Венеция: Лев, город и вода
Шрифт:
ТЕКУЧИЙ ГОРОД
Кто часто бывает в одном и том же городе, но дома там не имеет, становится коллекционером адресов. Среди ночи я проснулся от глухого и повторяющегося синкопического перестука, будто кто-то играл на двух разных ударных инструментах. Но ударные наверняка были для исполинов, мне казалось, кровать от них ходит ходуном. Каждый раз — громовой удар, словно прибой налетает на остров, да так оно и есть. Венеция — остров, а лагуна — часть моря, море штормит и бьется о набережную, под его напором пришвартованные лодки бьются о причальные тумбы и друг о друга, я пытаюсь подобрать название этим звукам, но они мне покуда незнакомы. Некоторое время я лежу и слушаю. Приехал я с юга Германии, где два месяца прожил в очень тихом месте, в очень тихом, расположенном на отшибе доме, и, хотя все продолжается лишь несколько секунд, непривычный звук снаружи меня настораживает. Свет я пока не включал, пытаюсь сообразить, где я, реконструировать пространство, где очутился вчера вечером, но размеры пространства покамест загадка, которую мне надо разрешить, а я в плену долетающего снаружи стержневого звука.

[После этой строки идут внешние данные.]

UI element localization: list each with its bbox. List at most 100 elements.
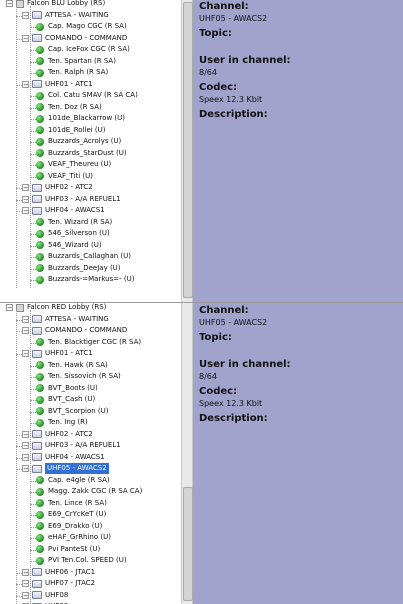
- user-row[interactable]: VEAF_Titi (U): [36, 171, 93, 182]
- user-row[interactable]: Cap. Mago CGC (R SA): [36, 21, 127, 32]
- user-row[interactable]: VEAF_Theureu (U): [36, 159, 111, 170]
- channel-row[interactable]: − COMANDO - COMMAND: [22, 33, 127, 44]
- channel-row[interactable]: − UHF02 - ATC2: [22, 182, 93, 193]
- user-row[interactable]: Pvi PanteSt (U): [36, 544, 100, 555]
- channel-row[interactable]: − COMANDO - COMMAND: [22, 325, 127, 336]
- collapse-toggle-icon[interactable]: −: [22, 568, 29, 576]
- collapse-toggle-icon[interactable]: −: [22, 580, 29, 588]
- channel-icon: [32, 430, 42, 438]
- user-status-icon: [36, 407, 44, 415]
- user-row[interactable]: Ten. Ing (R): [36, 417, 88, 428]
- user-row[interactable]: Buzzards_StarDust (U): [36, 148, 127, 159]
- collapse-toggle-icon[interactable]: −: [22, 11, 29, 19]
- user-row[interactable]: Ten. Hawk (R SA): [36, 360, 108, 371]
- channel-row[interactable]: − UHF02 - ATC2: [22, 429, 93, 440]
- channel-row[interactable]: − ATTESA - WAITING: [22, 10, 109, 21]
- collapse-toggle-icon[interactable]: −: [22, 350, 29, 358]
- collapse-toggle-icon[interactable]: −: [22, 80, 29, 88]
- scrollbar-thumb[interactable]: [183, 2, 193, 298]
- user-row[interactable]: Cap. IceFox CGC (R SA): [36, 44, 130, 55]
- channel-row[interactable]: − UHF06 - JTAC1: [22, 567, 95, 578]
- channel-info-panel: Channel: UHF05 - AWACS2 Topic: User in c…: [193, 0, 403, 302]
- user-status-icon: [36, 114, 44, 123]
- tree-item-label: Ten. Spartan (R SA): [48, 56, 116, 65]
- channel-row[interactable]: − UHF07 - JTAC2: [22, 578, 95, 589]
- channel-row[interactable]: − UHF01 - ATC1: [22, 348, 93, 359]
- collapse-toggle-icon[interactable]: −: [22, 465, 29, 473]
- channel-icon: [32, 326, 42, 335]
- user-row[interactable]: BVT_Scorpion (U): [36, 406, 109, 417]
- user-row[interactable]: BVT_Boots (U): [36, 383, 98, 394]
- collapse-toggle-icon[interactable]: −: [22, 207, 29, 215]
- channel-tree[interactable]: − Falcon RED Lobby (RS) − ATTESA - WAITING −…: [0, 303, 181, 604]
- tree-item-label: Buzzards-=Markus=- (U): [48, 275, 135, 283]
- user-row[interactable]: Cap. e4gle (R SA): [36, 475, 110, 486]
- users-label: User in channel:: [199, 55, 291, 66]
- collapse-toggle-icon[interactable]: −: [22, 327, 29, 335]
- tree-scrollbar[interactable]: [181, 303, 193, 604]
- user-row[interactable]: 101de_Blackarrow (U): [36, 113, 125, 124]
- user-status-icon: [36, 68, 44, 77]
- collapse-toggle-icon[interactable]: −: [22, 34, 29, 42]
- collapse-toggle-icon[interactable]: −: [6, 0, 13, 8]
- channel-row[interactable]: − UHF04 - AWACS1: [22, 452, 105, 463]
- collapse-toggle-icon[interactable]: −: [22, 591, 29, 599]
- server-row[interactable]: − Falcon BLU Lobby (RS): [6, 0, 105, 9]
- user-row[interactable]: Ten. Sissovich (R SA): [36, 371, 121, 382]
- collapse-toggle-icon[interactable]: −: [22, 453, 29, 461]
- collapse-toggle-icon[interactable]: −: [22, 195, 29, 203]
- tree-item-label: UHF02 - ATC2: [45, 183, 93, 191]
- user-status-icon: [36, 275, 44, 284]
- user-status-icon: [36, 372, 44, 381]
- collapse-toggle-icon[interactable]: −: [22, 442, 29, 450]
- user-row[interactable]: Ten. Blacktiger CGC (R SA): [36, 337, 141, 348]
- user-status-icon: [36, 556, 44, 565]
- channel-row[interactable]: − UHF03 - A/A REFUEL1: [22, 194, 121, 205]
- user-row[interactable]: 101dE_Rollei (U): [36, 125, 106, 136]
- user-row[interactable]: Ten. Lince (R SA): [36, 498, 107, 509]
- user-row[interactable]: Magg. Zakk CGC (R SA CA): [36, 486, 142, 497]
- user-row[interactable]: Col. Catu SMAV (R SA CA): [36, 90, 138, 101]
- user-row[interactable]: eHAF_GrRhino (U): [36, 532, 111, 543]
- user-row[interactable]: Ten. Wizard (R SA): [36, 217, 112, 228]
- server-icon: [16, 0, 24, 8]
- collapse-toggle-icon[interactable]: −: [22, 430, 29, 438]
- tree-scrollbar[interactable]: [181, 0, 193, 302]
- channel-label: Channel:: [199, 305, 249, 316]
- collapse-toggle-icon[interactable]: −: [22, 315, 29, 323]
- user-row[interactable]: Buzzards-=Markus=- (U): [36, 274, 134, 285]
- tree-item-label: UHF04 - AWACS1: [45, 452, 105, 461]
- tree-item-label: 546_Silverson (U): [48, 229, 110, 237]
- user-status-icon: [36, 252, 44, 261]
- channel-tree[interactable]: − Falcon BLU Lobby (RS) − ATTESA - WAITING C…: [0, 0, 181, 302]
- channel-row[interactable]: − ATTESA - WAITING: [22, 314, 109, 325]
- user-row[interactable]: Ten. Doz (R SA): [36, 102, 102, 113]
- description-label: Description:: [199, 109, 268, 120]
- user-row[interactable]: 546_Silverson (U): [36, 228, 110, 239]
- tree-item-label: COMANDO - COMMAND: [45, 326, 128, 334]
- collapse-toggle-icon[interactable]: −: [22, 184, 29, 192]
- user-row[interactable]: PVI Ten.Col. SPEED (U): [36, 555, 127, 566]
- user-row[interactable]: E69_CrYcKeT (U): [36, 509, 106, 520]
- tree-item-label: UHF02 - ATC2: [45, 429, 93, 438]
- user-row[interactable]: 546_Wizard (U): [36, 240, 102, 251]
- user-row[interactable]: Buzzards_Callaghan (U): [36, 251, 131, 262]
- channel-row[interactable]: − UHF05 - AWACS2: [22, 463, 109, 474]
- user-row[interactable]: E69_Drakko (U): [36, 521, 102, 532]
- server-row[interactable]: − Falcon RED Lobby (RS): [6, 303, 106, 313]
- channel-row[interactable]: − UHF08: [22, 590, 68, 601]
- user-row[interactable]: Ten. Spartan (R SA): [36, 56, 116, 67]
- user-row[interactable]: Buzzards_Acrolys (U): [36, 136, 121, 147]
- channel-row[interactable]: − UHF04 - AWACS1: [22, 205, 105, 216]
- user-row[interactable]: Buzzards_DeeJay (U): [36, 263, 121, 274]
- collapse-toggle-icon[interactable]: −: [6, 304, 13, 312]
- tree-item-label: Ten. Ralph (R SA): [48, 68, 109, 76]
- user-row[interactable]: Ten. Ralph (R SA): [36, 67, 108, 78]
- channel-row[interactable]: − UHF01 - ATC1: [22, 79, 93, 90]
- tree-item-label: E69_CrYcKeT (U): [48, 510, 107, 518]
- scrollbar-thumb[interactable]: [183, 487, 193, 601]
- user-row[interactable]: BVT_Cash (U): [36, 394, 95, 405]
- user-status-icon: [36, 361, 44, 369]
- channel-row[interactable]: − UHF03 - A/A REFUEL1: [22, 440, 121, 451]
- user-status-icon: [36, 137, 44, 146]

Вчера я пробудился совсем в другом месте, если там и был какой-либо звук, то конечно же шум лесов вокруг дома, этот звук иной, он словно идет издалека, словно зовет меня, хочет, чтобы я определил, где нахожусь, причем не только в каком помещении, но вообще. Память я пока не потерял, весь этот процесс занимает несколько секунд, спутанное сознание проясняется, ориентируется в смутных потемках, ощупью выбирается из еще незнакомой постели и бредет туда, где сквозь щель между явно высокими шторами внутрь пробивается длинная вертикальная полоска света. Мои ноги чувствуют паркет, свет я не включал, откинул штору, но еще задолго до того, как я добрался до шторы, сознание сработало и сообщило, что я увижу, в одну секунду реальность смешалась с ожиданием и грохочущие лодки соединились со звуком, который меня разбудил, и я почувствовал, как мощь воды бьет в набережную, как лагуна набегает на сушу и отступает, чтобы набежать снова, — я в Венеции.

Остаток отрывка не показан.